The arguments about duplicity and lack of information do relate to the general question of when, if ever, it is appropriate to hold a referendum and what conditions are necessary to make it the fully democratic process it is supposed to be, but that is a different question for a future time. For now, we should focus instead on the other reason why Article 50 might not have to be triggered.

The Liberal Democrats have announced their intention to fight the next election, especially an early election on a pledge to stop Brexit. It would be open to a reconstituted Labour party to do the same, or indeed for there to be some kind of anti-Brexit coalition campaign, which might be necessary in order to achieve a large overall majority. Of course Theresa May has ruled out the possibility of such an early election if she becomes the new Conservative Leader. Nevertheless, if such an election were to come about and such a majority were to be achieved, this would meet the democratic legitimacy of the 23rd June referendum with another expression of democratic legitimacy; one more recent than the referendum and more in keeping with the country’s democratic traditions.

The benefit of this approach is that it would not be a means retrospectively to undo the 23rd June referendum, but a chance to ask the question prospectively. Those who do feel that they would have voted differently on June 23rd had they known the truth can have the chance to do so, not because that vote was invalid, but because they are being consulted again. And they are not the only ones being consulted – so is the rest of the electorate, including those who are content with their vote on 23rd June but now wish to change their minds and those who wish to affirm their decision notwithstanding the events since. It would also allow for broader domestic debate about the deeper, more fundamental concerns about inequality that motivated many Leave voters.

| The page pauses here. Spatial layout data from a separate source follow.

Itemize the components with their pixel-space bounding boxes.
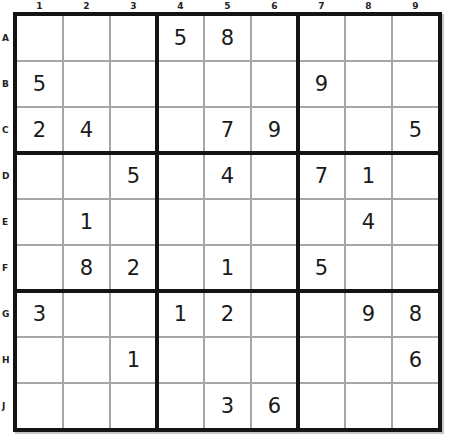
cell-E6[interactable] — [252, 200, 297, 244]
column-label-6: 6 — [252, 1, 297, 12]
cell-A6[interactable] — [252, 16, 297, 60]
cell-D7[interactable]: 7 — [299, 154, 344, 198]
cell-E7[interactable] — [299, 200, 344, 244]
cell-F7[interactable]: 5 — [299, 246, 344, 290]
column-label-7: 7 — [299, 1, 344, 12]
cell-H8[interactable] — [346, 338, 391, 382]
cell-H4[interactable] — [158, 338, 203, 382]
row-label-H: H — [2, 355, 10, 365]
cell-J2[interactable] — [64, 384, 109, 428]
cell-B1[interactable]: 5 — [17, 62, 62, 106]
cell-G4[interactable]: 1 — [158, 292, 203, 336]
cell-D5[interactable]: 4 — [205, 154, 250, 198]
row-label-F: F — [2, 263, 8, 273]
cell-D9[interactable] — [393, 154, 438, 198]
column-label-5: 5 — [205, 1, 250, 12]
cell-C5[interactable]: 7 — [205, 108, 250, 152]
row-label-B: B — [2, 79, 9, 89]
cell-B4[interactable] — [158, 62, 203, 106]
cell-B3[interactable] — [111, 62, 156, 106]
column-label-9: 9 — [393, 1, 438, 12]
cell-G1[interactable]: 3 — [17, 292, 62, 336]
cell-A1[interactable] — [17, 16, 62, 60]
row-label-E: E — [2, 217, 8, 227]
cell-J7[interactable] — [299, 384, 344, 428]
cell-J1[interactable] — [17, 384, 62, 428]
cell-E2[interactable]: 1 — [64, 200, 109, 244]
cell-B2[interactable] — [64, 62, 109, 106]
cell-G8[interactable]: 9 — [346, 292, 391, 336]
cell-A7[interactable] — [299, 16, 344, 60]
cell-C3[interactable] — [111, 108, 156, 152]
cell-A5[interactable]: 8 — [205, 16, 250, 60]
column-labels: 123456789 — [13, 0, 442, 12]
cell-G9[interactable]: 8 — [393, 292, 438, 336]
cell-C8[interactable] — [346, 108, 391, 152]
cell-G5[interactable]: 2 — [205, 292, 250, 336]
cell-F2[interactable]: 8 — [64, 246, 109, 290]
row-label-D: D — [2, 171, 9, 181]
column-label-1: 1 — [17, 1, 62, 12]
cell-F9[interactable] — [393, 246, 438, 290]
cell-H2[interactable] — [64, 338, 109, 382]
cell-E5[interactable] — [205, 200, 250, 244]
cell-H9[interactable]: 6 — [393, 338, 438, 382]
cell-D8[interactable]: 1 — [346, 154, 391, 198]
cell-J8[interactable] — [346, 384, 391, 428]
cell-G2[interactable] — [64, 292, 109, 336]
cell-H7[interactable] — [299, 338, 344, 382]
row-label-G: G — [2, 309, 9, 319]
cell-B5[interactable] — [205, 62, 250, 106]
sudoku-board: 5859247955471148215312981636 — [13, 12, 442, 432]
row-label-J: J — [2, 401, 5, 411]
cell-F1[interactable] — [17, 246, 62, 290]
cell-A9[interactable] — [393, 16, 438, 60]
cell-D3[interactable]: 5 — [111, 154, 156, 198]
column-label-2: 2 — [64, 1, 109, 12]
cell-E1[interactable] — [17, 200, 62, 244]
cell-E8[interactable]: 4 — [346, 200, 391, 244]
cell-F5[interactable]: 1 — [205, 246, 250, 290]
cell-C7[interactable] — [299, 108, 344, 152]
column-label-8: 8 — [346, 1, 391, 12]
cell-J9[interactable] — [393, 384, 438, 428]
cell-B6[interactable] — [252, 62, 297, 106]
row-label-C: C — [2, 125, 9, 135]
cell-G3[interactable] — [111, 292, 156, 336]
corner-spacer — [0, 0, 13, 12]
cell-C4[interactable] — [158, 108, 203, 152]
cell-H6[interactable] — [252, 338, 297, 382]
cell-C1[interactable]: 2 — [17, 108, 62, 152]
cell-C2[interactable]: 4 — [64, 108, 109, 152]
cell-B7[interactable]: 9 — [299, 62, 344, 106]
cell-F4[interactable] — [158, 246, 203, 290]
cell-A4[interactable]: 5 — [158, 16, 203, 60]
cell-F3[interactable]: 2 — [111, 246, 156, 290]
cell-E4[interactable] — [158, 200, 203, 244]
cell-J5[interactable]: 3 — [205, 384, 250, 428]
cell-B9[interactable] — [393, 62, 438, 106]
cell-D6[interactable] — [252, 154, 297, 198]
cell-H3[interactable]: 1 — [111, 338, 156, 382]
cell-A3[interactable] — [111, 16, 156, 60]
cell-A8[interactable] — [346, 16, 391, 60]
cell-D1[interactable] — [17, 154, 62, 198]
cell-J4[interactable] — [158, 384, 203, 428]
cell-H1[interactable] — [17, 338, 62, 382]
cell-J3[interactable] — [111, 384, 156, 428]
sudoku-page: 123456789 ABCDEFGHJ 58592479554711482153… — [0, 0, 453, 432]
cell-E9[interactable] — [393, 200, 438, 244]
cell-E3[interactable] — [111, 200, 156, 244]
cell-D4[interactable] — [158, 154, 203, 198]
cell-C6[interactable]: 9 — [252, 108, 297, 152]
column-label-4: 4 — [158, 1, 203, 12]
column-label-3: 3 — [111, 1, 156, 12]
cell-H5[interactable] — [205, 338, 250, 382]
cell-C9[interactable]: 5 — [393, 108, 438, 152]
cell-B8[interactable] — [346, 62, 391, 106]
cell-G7[interactable] — [299, 292, 344, 336]
board-wrap: 5859247955471148215312981636 — [13, 12, 442, 432]
row-label-A: A — [2, 33, 9, 43]
cell-D2[interactable] — [64, 154, 109, 198]
cell-J6[interactable]: 6 — [252, 384, 297, 428]
cell-F8[interactable] — [346, 246, 391, 290]
cell-G6[interactable] — [252, 292, 297, 336]
cell-A2[interactable] — [64, 16, 109, 60]
cell-F6[interactable] — [252, 246, 297, 290]
row-labels: ABCDEFGHJ — [0, 12, 13, 432]
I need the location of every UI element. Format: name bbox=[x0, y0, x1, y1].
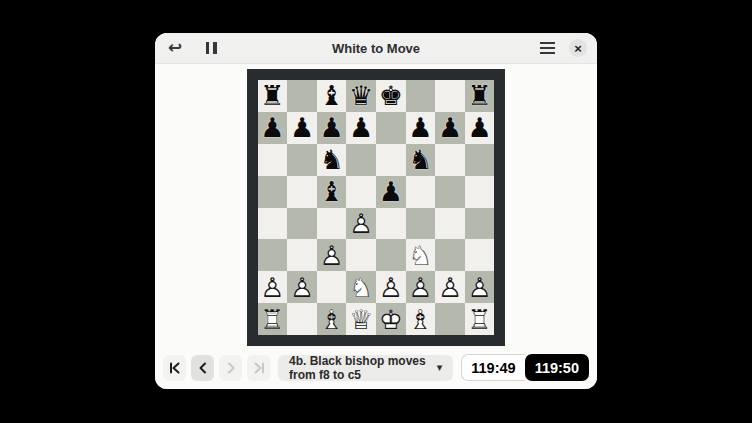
piece-white-pawn[interactable]: ♟♙ bbox=[258, 271, 288, 303]
square-d3[interactable] bbox=[346, 239, 376, 271]
header-left-controls: ↩ bbox=[165, 38, 221, 58]
piece-black-queen[interactable]: ♛ bbox=[346, 80, 376, 112]
piece-black-pawn[interactable]: ♟ bbox=[376, 176, 406, 208]
square-d8[interactable]: ♛ bbox=[346, 80, 376, 112]
square-f2[interactable]: ♟♙ bbox=[406, 271, 436, 303]
square-f4[interactable] bbox=[406, 208, 436, 240]
square-g3[interactable] bbox=[435, 239, 465, 271]
piece-white-pawn[interactable]: ♟♙ bbox=[287, 271, 317, 303]
square-d5[interactable] bbox=[346, 176, 376, 208]
square-b2[interactable]: ♟♙ bbox=[287, 271, 317, 303]
square-a3[interactable] bbox=[258, 239, 288, 271]
square-d7[interactable]: ♟ bbox=[346, 112, 376, 144]
board-frame: ♜♝♛♚♜♟♟♟♟♟♟♟♞♞♝♟♟♙♟♙♞♘♟♙♟♙♞♘♟♙♟♙♟♙♟♙♜♖♝♗… bbox=[247, 69, 506, 346]
undo-arrow-icon: ↩ bbox=[168, 39, 182, 56]
menu-button[interactable] bbox=[537, 38, 557, 58]
window-title: White to Move bbox=[155, 41, 597, 56]
piece-black-pawn[interactable]: ♟ bbox=[406, 112, 436, 144]
square-e5[interactable]: ♟ bbox=[376, 176, 406, 208]
square-f6[interactable]: ♞ bbox=[406, 144, 436, 176]
hamburger-menu-icon bbox=[540, 42, 555, 54]
piece-white-pawn[interactable]: ♟♙ bbox=[376, 271, 406, 303]
square-c6[interactable]: ♞ bbox=[317, 144, 347, 176]
piece-white-rook[interactable]: ♜♖ bbox=[258, 303, 288, 335]
piece-white-pawn[interactable]: ♟♙ bbox=[317, 239, 347, 271]
square-f3[interactable]: ♞♘ bbox=[406, 239, 436, 271]
chevron-down-icon: ▾ bbox=[437, 361, 443, 374]
square-a4[interactable] bbox=[258, 208, 288, 240]
square-a5[interactable] bbox=[258, 176, 288, 208]
square-h7[interactable]: ♟ bbox=[465, 112, 495, 144]
piece-white-pawn[interactable]: ♟♙ bbox=[465, 271, 495, 303]
square-d4[interactable]: ♟♙ bbox=[346, 208, 376, 240]
square-a1[interactable]: ♜♖ bbox=[258, 303, 288, 335]
square-c2[interactable] bbox=[317, 271, 347, 303]
square-e7[interactable] bbox=[376, 112, 406, 144]
square-h4[interactable] bbox=[465, 208, 495, 240]
piece-black-pawn[interactable]: ♟ bbox=[258, 112, 288, 144]
piece-black-bishop[interactable]: ♝ bbox=[317, 176, 347, 208]
header-bar: ↩ White to Move × bbox=[155, 33, 597, 64]
piece-white-bishop[interactable]: ♝♗ bbox=[317, 303, 347, 335]
square-f8[interactable] bbox=[406, 80, 436, 112]
bottom-bar: 4b. Black bishop moves from f8 to c5 ▾ 1… bbox=[155, 346, 597, 389]
piece-black-knight[interactable]: ♞ bbox=[406, 144, 436, 176]
square-c5[interactable]: ♝ bbox=[317, 176, 347, 208]
piece-black-pawn[interactable]: ♟ bbox=[465, 112, 495, 144]
chevron-right-icon bbox=[224, 361, 238, 375]
square-f1[interactable]: ♝♗ bbox=[406, 303, 436, 335]
square-a2[interactable]: ♟♙ bbox=[258, 271, 288, 303]
square-c8[interactable]: ♝ bbox=[317, 80, 347, 112]
square-e3[interactable] bbox=[376, 239, 406, 271]
black-clock: 119:50 bbox=[525, 354, 589, 381]
close-icon: × bbox=[574, 42, 582, 55]
square-h8[interactable]: ♜ bbox=[465, 80, 495, 112]
chess-app-window: ↩ White to Move × ♜♝♛♚♜♟♟♟♟♟♟♟♞♞♝♟♟♙♟♙♞♘… bbox=[155, 33, 597, 389]
square-b3[interactable] bbox=[287, 239, 317, 271]
square-e8[interactable]: ♚ bbox=[376, 80, 406, 112]
square-h3[interactable] bbox=[465, 239, 495, 271]
square-a6[interactable] bbox=[258, 144, 288, 176]
square-b1[interactable] bbox=[287, 303, 317, 335]
square-h5[interactable] bbox=[465, 176, 495, 208]
white-clock: 119:49 bbox=[461, 354, 524, 381]
piece-black-knight[interactable]: ♞ bbox=[317, 144, 347, 176]
square-e6[interactable] bbox=[376, 144, 406, 176]
square-d2[interactable]: ♞♘ bbox=[346, 271, 376, 303]
square-g1[interactable] bbox=[435, 303, 465, 335]
square-g5[interactable] bbox=[435, 176, 465, 208]
square-b7[interactable]: ♟ bbox=[287, 112, 317, 144]
square-f5[interactable] bbox=[406, 176, 436, 208]
square-h6[interactable] bbox=[465, 144, 495, 176]
piece-black-rook[interactable]: ♜ bbox=[465, 80, 495, 112]
square-b4[interactable] bbox=[287, 208, 317, 240]
previous-move-button[interactable] bbox=[191, 355, 214, 381]
move-description: 4b. Black bishop moves from f8 to c5 bbox=[289, 354, 437, 382]
piece-white-queen[interactable]: ♛♕ bbox=[346, 303, 376, 335]
piece-white-pawn[interactable]: ♟♙ bbox=[346, 208, 376, 240]
square-h2[interactable]: ♟♙ bbox=[465, 271, 495, 303]
piece-black-pawn[interactable]: ♟ bbox=[435, 112, 465, 144]
square-f7[interactable]: ♟ bbox=[406, 112, 436, 144]
piece-white-rook[interactable]: ♜♖ bbox=[465, 303, 495, 335]
square-g7[interactable]: ♟ bbox=[435, 112, 465, 144]
pause-button[interactable] bbox=[201, 38, 221, 58]
square-c4[interactable] bbox=[317, 208, 347, 240]
square-e2[interactable]: ♟♙ bbox=[376, 271, 406, 303]
piece-black-bishop[interactable]: ♝ bbox=[317, 80, 347, 112]
square-d6[interactable] bbox=[346, 144, 376, 176]
square-e4[interactable] bbox=[376, 208, 406, 240]
piece-black-king[interactable]: ♚ bbox=[376, 80, 406, 112]
skip-to-end-icon bbox=[252, 361, 266, 375]
square-e1[interactable]: ♚♔ bbox=[376, 303, 406, 335]
pause-icon bbox=[206, 42, 217, 54]
piece-white-knight[interactable]: ♞♘ bbox=[346, 271, 376, 303]
piece-white-knight[interactable]: ♞♘ bbox=[406, 239, 436, 271]
square-c3[interactable]: ♟♙ bbox=[317, 239, 347, 271]
chevron-left-icon bbox=[196, 361, 210, 375]
first-move-button[interactable] bbox=[163, 355, 186, 381]
square-a7[interactable]: ♟ bbox=[258, 112, 288, 144]
undo-move-button[interactable]: ↩ bbox=[165, 38, 185, 58]
piece-white-pawn[interactable]: ♟♙ bbox=[435, 271, 465, 303]
next-move-button[interactable] bbox=[219, 355, 242, 381]
piece-black-pawn[interactable]: ♟ bbox=[287, 112, 317, 144]
square-b6[interactable] bbox=[287, 144, 317, 176]
square-a8[interactable]: ♜ bbox=[258, 80, 288, 112]
close-button[interactable]: × bbox=[569, 39, 587, 57]
piece-black-pawn[interactable]: ♟ bbox=[346, 112, 376, 144]
square-c1[interactable]: ♝♗ bbox=[317, 303, 347, 335]
piece-black-pawn[interactable]: ♟ bbox=[317, 112, 347, 144]
square-g4[interactable] bbox=[435, 208, 465, 240]
last-move-button[interactable] bbox=[247, 355, 270, 381]
square-g8[interactable] bbox=[435, 80, 465, 112]
piece-white-bishop[interactable]: ♝♗ bbox=[406, 303, 436, 335]
square-b8[interactable] bbox=[287, 80, 317, 112]
square-g2[interactable]: ♟♙ bbox=[435, 271, 465, 303]
main-area: ♜♝♛♚♜♟♟♟♟♟♟♟♞♞♝♟♟♙♟♙♞♘♟♙♟♙♞♘♟♙♟♙♟♙♟♙♜♖♝♗… bbox=[155, 64, 597, 346]
square-g6[interactable] bbox=[435, 144, 465, 176]
piece-white-king[interactable]: ♚♔ bbox=[376, 303, 406, 335]
skip-to-start-icon bbox=[168, 361, 182, 375]
piece-black-rook[interactable]: ♜ bbox=[258, 80, 288, 112]
square-h1[interactable]: ♜♖ bbox=[465, 303, 495, 335]
square-d1[interactable]: ♛♕ bbox=[346, 303, 376, 335]
move-history-dropdown[interactable]: 4b. Black bishop moves from f8 to c5 ▾ bbox=[278, 355, 453, 381]
square-b5[interactable] bbox=[287, 176, 317, 208]
game-clocks: 119:49 119:50 bbox=[461, 354, 589, 381]
chess-board: ♜♝♛♚♜♟♟♟♟♟♟♟♞♞♝♟♟♙♟♙♞♘♟♙♟♙♞♘♟♙♟♙♟♙♟♙♜♖♝♗… bbox=[258, 80, 495, 335]
header-right-controls: × bbox=[537, 38, 587, 58]
square-c7[interactable]: ♟ bbox=[317, 112, 347, 144]
piece-white-pawn[interactable]: ♟♙ bbox=[406, 271, 436, 303]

Democracy requires that the will of the people should be respected, not that it should be entrenched indefinitely; this is a key element of the Parliamentary sovereignty we all wish to protect. UK Parliamentary sovereignty means that Parliament can make and unmake any law whatever. If we were to regard Parliament as being shackled to the result of a referendum even when a general election returned a party with a mandate to disregard it, that would be to disrespect the sovereignty so prized by those on both sides, but particularly those who voted Leave. If an anti-Brexit party were to secure a large majority in a general election its government would then have a democratic mandate to stop Brexit, and if no such majority were secured, the existence of that second, and more traditional chance to vote would make the process of Brexit easier to bear for those who do wish to remain. It is democratically illegitimate to ignore the will of the people, but it is democratically legitimate to listen to them twice.

Rebecca Williams is a fellow and tutor in law at Pembroke College, Oxford and the Faculty of Law, University of Oxford.